Malware Disguises Itself as Amazon Order Confirmation Email
Merry Christmas!
The hackers, of course, do not take Christmas off and are working hard to ruin yours.
Today’s story is about a very active spam campaign that is disguised as Amazon order confirmations. The first stage of the campaign looks something like this with different subject lines:
Notice that you have to click on ORDER DETAILS to see what the order is. For many people thinking they didn’t order anything, they get concerned that their account has been hacked and will click on it. From Amazon’s side, they are always changing things, so people might think “there the fools in Seattle go changing things again” and not give it much more thought.
If you hover over almost all of the links, it will show the legit Amazon links. Except for the order details link.
It downloads a Microsoft Office Word document.
Think about that for a minute. Times up! Does that reasonably seem like something Amazon have ever done in their entire existence? NO! That is the first clue.
Then it tells the reader to enable macros (what Microsoft calls enable content now). That should be a really big red flag. But not to some. They don’t read the software license agreements and other legal documents that they are bound by so why read this.
That fires off stage three. A Powershell script downloads the Emotet malware. The hackers give it different names, but so far it is always Emotet.
Emotet grew to fame as a banking trojan – stealing passwords to empty your bank account out.

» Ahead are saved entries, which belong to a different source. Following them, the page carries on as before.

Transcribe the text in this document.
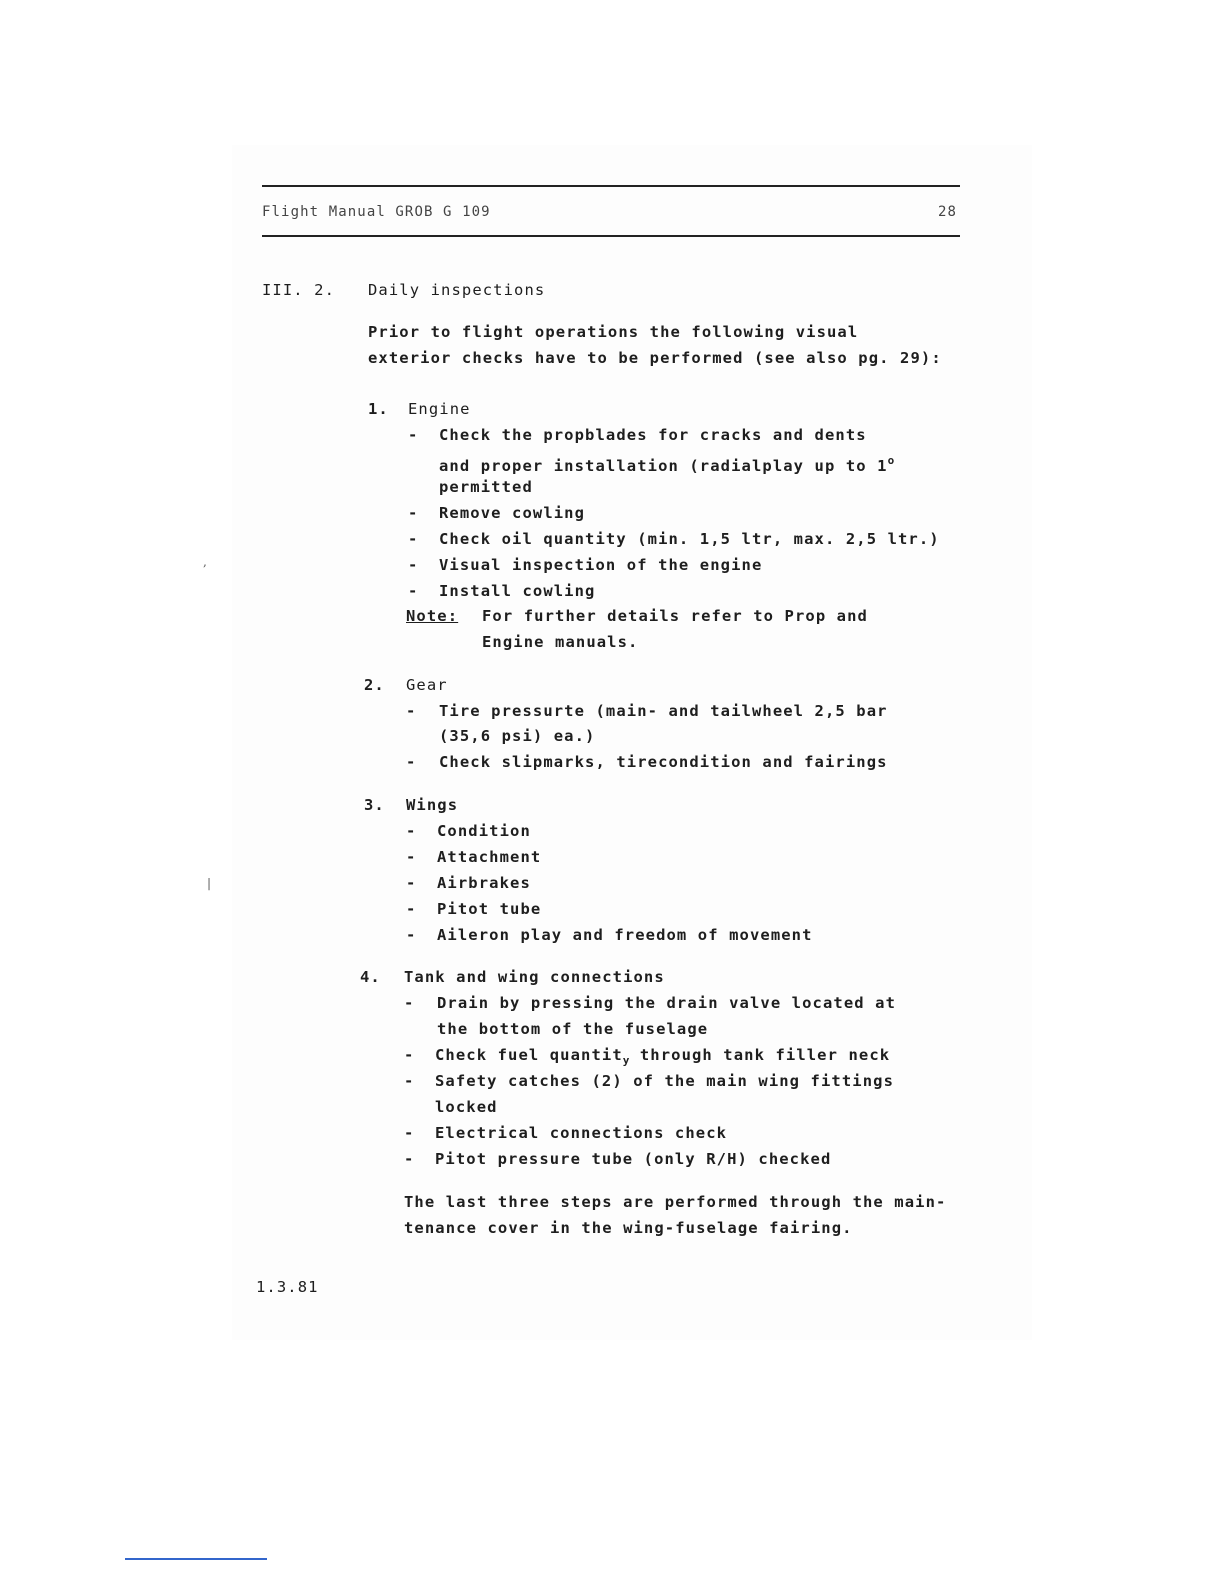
Flight Manual GROB G 109	28
III. 2. Daily inspections
Prior to flight operations the following visual
exterior checks have to be performed (see also pg. 29):
1. Engine
- Check the propblades for cracks and dents
and proper installation (radialplay up to 1$^o$
permitted
- Remove cowling
- Check oil quantity (min. 1,5 ltr, max. 2,5 ltr.)
- Visual inspection of the engine
- Install cowling
Note: For further details refer to Prop and
Engine manuals.
2. Gear
- Tire pressurte (main- and tailwheel 2,5 bar
(35,6 psi) ea.)
- Check slipmarks, tirecondition and fairings
3. Wings
- Condition
- Attachment
- Airbrakes
- Pitot tube
- Aileron play and freedom of movement
4. Tank and wing connections
- Drain by pressing the drain valve located at
the bottom of the fuselage
- Check fuel quantit$_y$ through tank filler neck
- Safety catches (2) of the main wing fittings
locked
- Electrical connections check
- Pitot pressure tube (only R/H) checked
The last three steps are performed through the main-
tenance cover in the wing-fuselage fairing.
1.3.81
,
|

Now it is logging all of your keystrokes, silently, sending your userids, passwords, contacts, emails, texts, etc. to Indonesia and U.S. servers which were previously compromised.
So what are my tips regarding this?
Hover over the link to validate what site it is going to.

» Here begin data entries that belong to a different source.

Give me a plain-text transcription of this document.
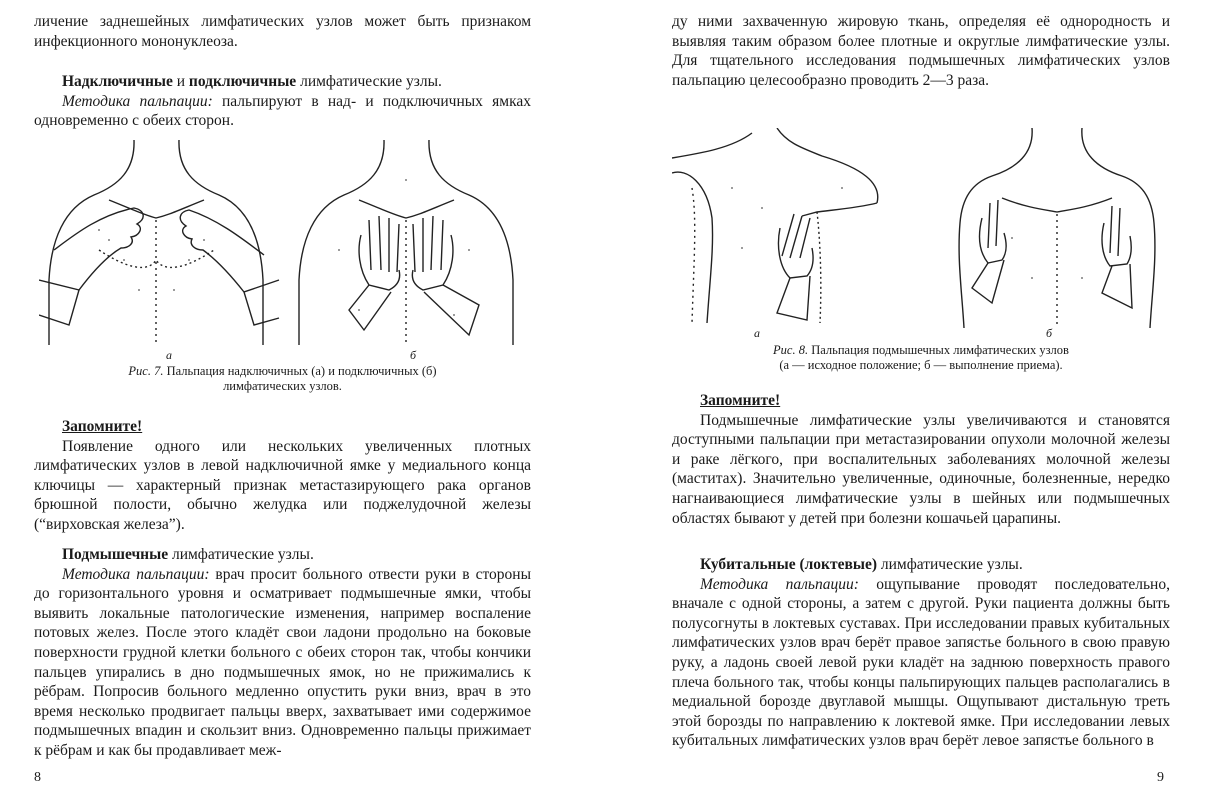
личение заднешейных лимфатических узлов может быть признаком инфекционного мононуклеоза.

Надключичные и подключичные лимфатические узлы.

Методика пальпации: пальпируют в над- и подключичных ямках одновременно с обеих сторон.

а	б
Рис. 7. Пальпация надключичных (а) и подключичных (б)
лимфатических узлов.

Запомните!

Появление одного или нескольких увеличенных плотных лимфатических узлов в левой надключичной ямке у медиального конца ключицы — характерный признак метастазирующего рака органов брюшной полости, обычно желудка или поджелудочной железы (“вирховская железа”).

Подмышечные лимфатические узлы.

Методика пальпации: врач просит больного отвести руки в стороны до горизонтального уровня и осматривает подмышечные ямки, чтобы выявить локальные патологические изменения, например воспаление потовых желез. После этого кладёт свои ладони продольно на боковые поверхности грудной клетки больного с обеих сторон так, чтобы кончики пальцев упирались в дно подмышечных ямок, но не прижимались к рёбрам. Попросив больного медленно опустить руки вниз, врач в это время несколько продвигает пальцы вверх, захватывает ими содержимое подмышечных впадин и скользит вниз. Одновременно пальцы прижимает к рёбрам и как бы продавливает меж-

8

ду ними захваченную жировую ткань, определяя её однородность и выявляя таким образом более плотные и округлые лимфатические узлы. Для тщательного исследования подмышечных лимфатических узлов пальпацию целесообразно проводить 2—3 раза.

а	б
Рис. 8. Пальпация подмышечных лимфатических узлов
(а — исходное положение; б — выполнение приема).

Запомните!

Подмышечные лимфатические узлы увеличиваются и становятся доступными пальпации при метастазировании опухоли молочной железы и раке лёгкого, при воспалительных заболеваниях молочной железы (маститах). Значительно увеличенные, одиночные, болезненные, нередко нагнаивающиеся лимфатические узлы в шейных или подмышечных областях бывают у детей при болезни кошачьей царапины.

Кубитальные (локтевые) лимфатические узлы.

Методика пальпации: ощупывание проводят последовательно, вначале с одной стороны, а затем с другой. Руки пациента должны быть полусогнуты в локтевых суставах. При исследовании правых кубитальных лимфатических узлов врач берёт правое запястье больного в свою правую руку, а ладонь своей левой руки кладёт на заднюю поверхность правого плеча больного так, чтобы концы пальпирующих пальцев располагались в медиальной борозде двуглавой мышцы. Ощупывают дистальную треть этой борозды по направлению к локтевой ямке. При исследовании левых кубитальных лимфатических узлов врач берёт левое запястье больного в

9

Better still, open a new browser window and go to HTTPS://www.amazon.com yourself. If you don’t see the order, it isn’t Amazon.

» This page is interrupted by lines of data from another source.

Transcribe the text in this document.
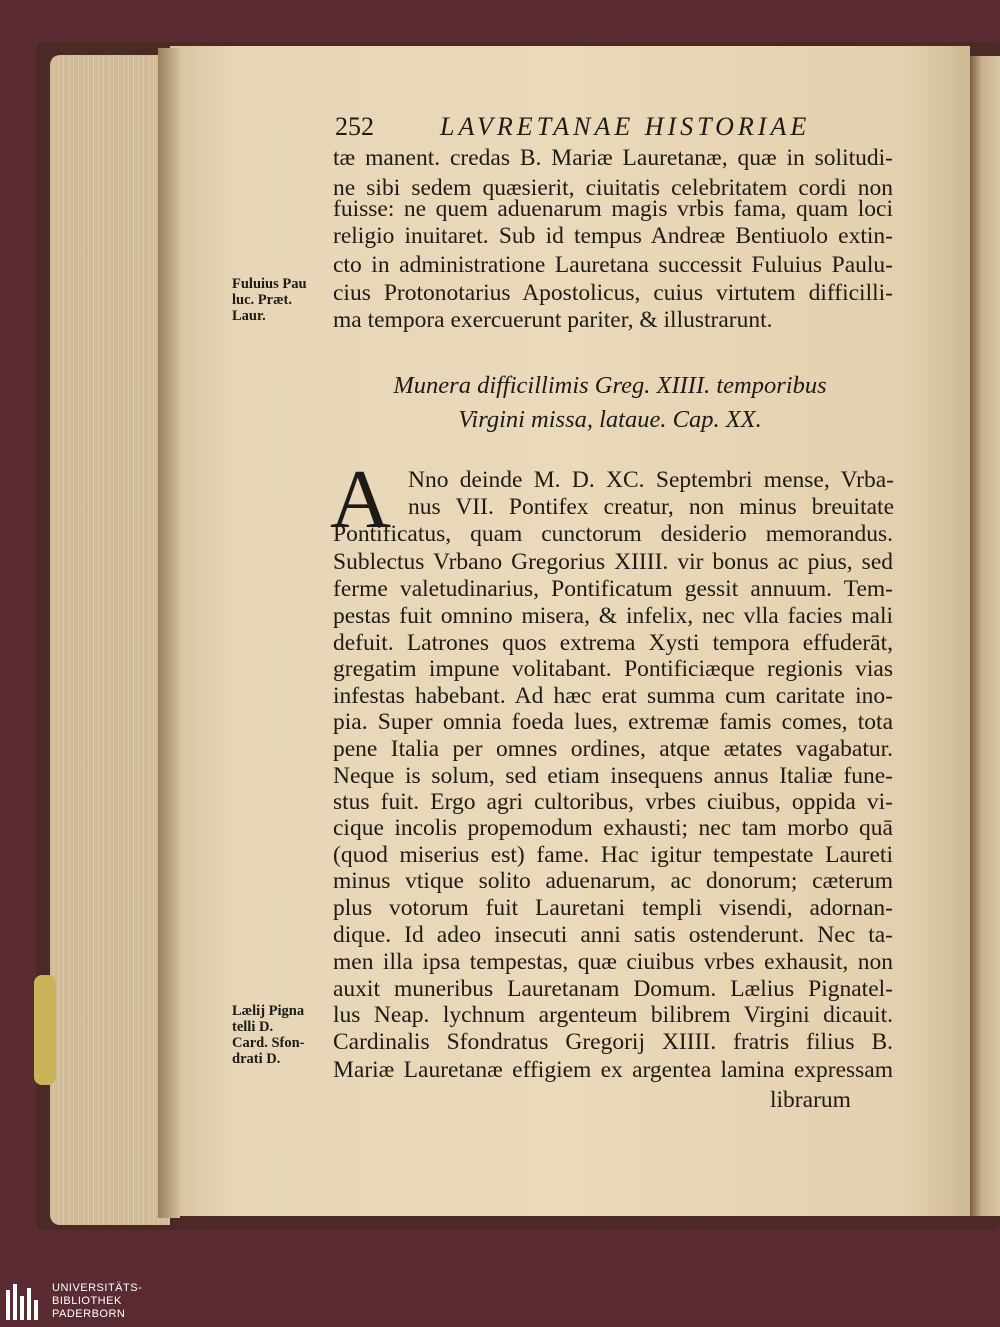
252	LAVRETANAE HISTORIAE
tæ manent. credas B. Mariæ Lauretanæ, quæ in solitudi-
ne sibi sedem quæsierit, ciuitatis celebritatem cordi non
fuisse: ne quem aduenarum magis vrbis fama, quam loci
religio inuitaret. Sub id tempus Andreæ Bentiuolo extin-
cto in administratione Lauretana successit Fuluius Paulu-
cius Protonotarius Apostolicus, cuius virtutem difficilli-
ma tempora exercuerunt pariter, & illustrarunt.
Fuluius Pau
luc. Præt.
Laur.
Munera difficillimis Greg. XIIII. temporibus
Virgini missa, lataue. Cap. XX.
A Nno deinde M. D. XC. Septembri mense, Vrba-
nus VII. Pontifex creatur, non minus breuitate
Pontificatus, quam cunctorum desiderio memorandus.
Sublectus Vrbano Gregorius XIIII. vir bonus ac pius, sed
ferme valetudinarius, Pontificatum gessit annuum. Tem-
pestas fuit omnino misera, & infelix, nec vlla facies mali
defuit. Latrones quos extrema Xysti tempora effuderāt,
gregatim impune volitabant. Pontificiæque regionis vias
infestas habebant. Ad hæc erat summa cum caritate ino-
pia. Super omnia foeda lues, extremæ famis comes, tota
pene Italia per omnes ordines, atque ætates vagabatur.
Neque is solum, sed etiam insequens annus Italiæ fune-
stus fuit. Ergo agri cultoribus, vrbes ciuibus, oppida vi-
cique incolis propemodum exhausti; nec tam morbo quā
(quod miserius est) fame. Hac igitur tempestate Laureti
minus vtique solito aduenarum, ac donorum; cæterum
plus votorum fuit Lauretani templi visendi, adornan-
dique. Id adeo insecuti anni satis ostenderunt. Nec ta-
men illa ipsa tempestas, quæ ciuibus vrbes exhausit, non
auxit muneribus Lauretanam Domum. Lælius Pignatel-
lus Neap. lychnum argenteum bilibrem Virgini dicauit.
Cardinalis Sfondratus Gregorij XIIII. fratris filius B.
Mariæ Lauretanæ effigiem ex argentea lamina expressam
Lælij Pigna
telli D.
Card. Sfon-
drati D.
librarum
UNIVERSITÄTS-
BIBLIOTHEK
PADERBORN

If someone asks you to enable macros, just don’t do it. There are rare occasions, possibly at work, but make sure to validate it independently – like call the help desk.
This virus is particularly nasty and you really want to avoid it if you can.
Now that this has been exposed, look for variations on this theme – like a Netflix email instead of an Amazon email.
Information for this post came from Bleeping Computer.